И я хотел кинуться, но, увидев, что Федька бежит к переднему плотовщику и вопит: «Левей держи, левей!» — не прыгнул. Я присел, изготовившись, на крайнем бревне.
Мост стремительно надвигался. Я уже видел швы меж камнями грозных быков.
Федька добежал до плотовщика. Он что-то кричал, размахивая руками. Потом схватился за рулевую тесину и стал вместе с мужчиной грести. Спина его мучительно изогнулась, ноги уперлись в бревна, волосы растрепало ветром.
Надо броситься к нему. Помочь. Надо! Что-то огромное и дикое надвигалось на нас, что-то темное и страшное стискивало живот и сердце. И я не мог стронуться с места.
В двух метрах от быка пронесся плот, и сразу стало темно, вверху что-то грохотало, гудело, и тут же нас снова окатило слепящее солнце — мы вылетели из-под моста и понеслись дальше.
Федька отпустил рулевую тесину и подбежал ко мне. Он улыбался и похлопывал себя по животу и, не сказав ни слова, с разгону бросился в воду, врезался головой и саженками поплыл к берегу.
Я кинулся следом.
…С полчаса шли мы по берегу, туда, где лежала моя одежда. Мне было неловко. Я видел худые Федькины лопатки, узкие плечи, линию позвоночника — хоть все позвонки пересчитывай — и молчал. А потом спросил, чтоб не молчать:
— Ты в каком классе учишься?
— В шестой перешел. А что? — И вдруг неожиданно сказал: — А у меня Степан, старший брат, пограничник. На Амуре. А этого толстого на плоты не пускайте…
— Точно, — согласился я.
Ни о чем больше не поговорили мы с ним, потому что дошли до наших ребят, и Федька, слабо кивнув мне, зашагал дальше в своих штопаных, успевших высохнуть трусах: он с приятелями раздевался выше.
С полчаса обсуждали мы этот случай, возились в песке, загорали, галдели, снова бросались к плотам. Потом, проголодавшись и оглохнув от собственного крика, пошли домой.

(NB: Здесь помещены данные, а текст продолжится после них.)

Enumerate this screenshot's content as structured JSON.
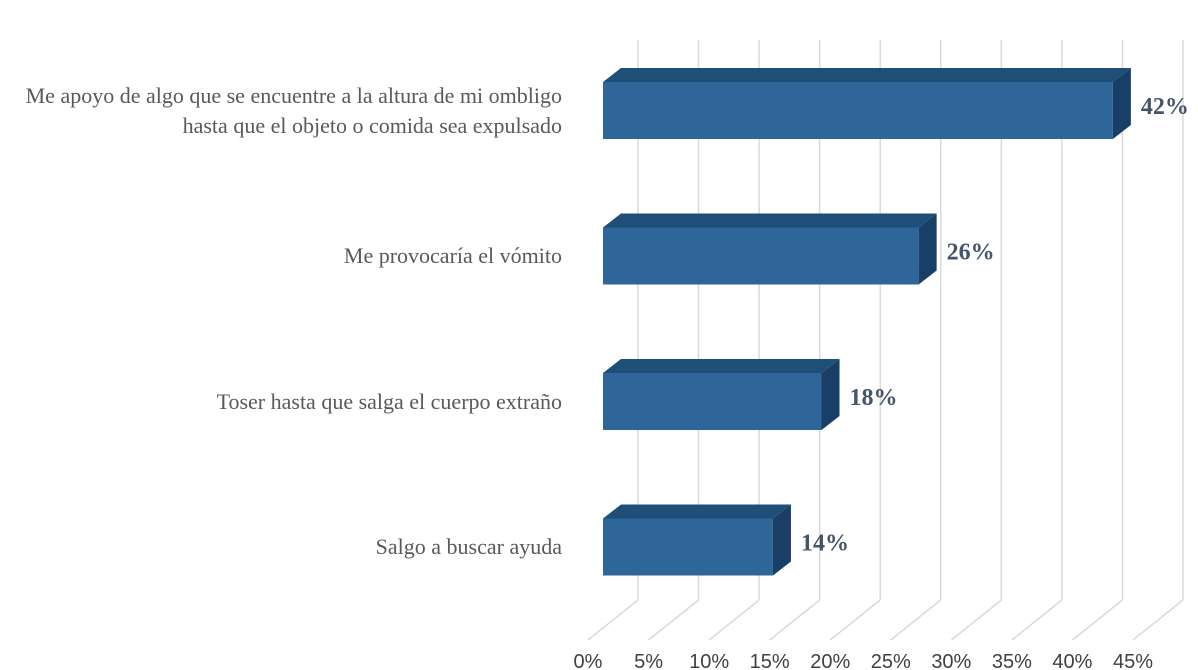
{
  "chart_data": {
    "type": "bar3d_horizontal",
    "categories": [
      "Me apoyo de algo que se encuentre a la altura de mi ombligo hasta que el objeto o comida sea expulsado",
      "Me provocaría el vómito",
      "Toser hasta que salga el cuerpo extraño",
      "Salgo a buscar ayuda"
    ],
    "values": [
      42,
      26,
      18,
      14
    ],
    "value_labels": [
      "42%",
      "26%",
      "18%",
      "14%"
    ],
    "color": "#2e6699",
    "xlim": [
      0,
      45
    ],
    "xticks": [
      {
        "value": 0,
        "label": "0%"
      },
      {
        "value": 5,
        "label": "5%"
      },
      {
        "value": 10,
        "label": "10%"
      },
      {
        "value": 15,
        "label": "15%"
      },
      {
        "value": 20,
        "label": "20%"
      },
      {
        "value": 25,
        "label": "25%"
      },
      {
        "value": 30,
        "label": "30%"
      },
      {
        "value": 35,
        "label": "35%"
      },
      {
        "value": 40,
        "label": "40%"
      },
      {
        "value": 45,
        "label": "45%"
      }
    ],
    "grid": true
  }
}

Весь вечер думал я о Федьке. Даже во сне приснился мне плот: идет на таран моста и мост обрушивается.
Утром я побежал искать Федьку. С добрый час носился я по улице Челюскинцев, но отыскать не мог: в доме номер четырнадцать была шестая квартира, но в ней жила злая, кривоносая, как клест, старуха; обругав, она выгнала меня. Видно, я забыл номер дома.
В доме номер пятнадцать, куда я постучался наугад, Федька тоже не жил.
Я посидел на ступеньках хлебного магазина: авось встретится, пройдет мимо.
Не встретился, не прошел.
Как же не запомнил я его адрес! Ведь он сказал мне его. Впрочем… Впрочем, он сказал мне его до того, как плот понесло на мост, и я не обратил на адрес особого внимания…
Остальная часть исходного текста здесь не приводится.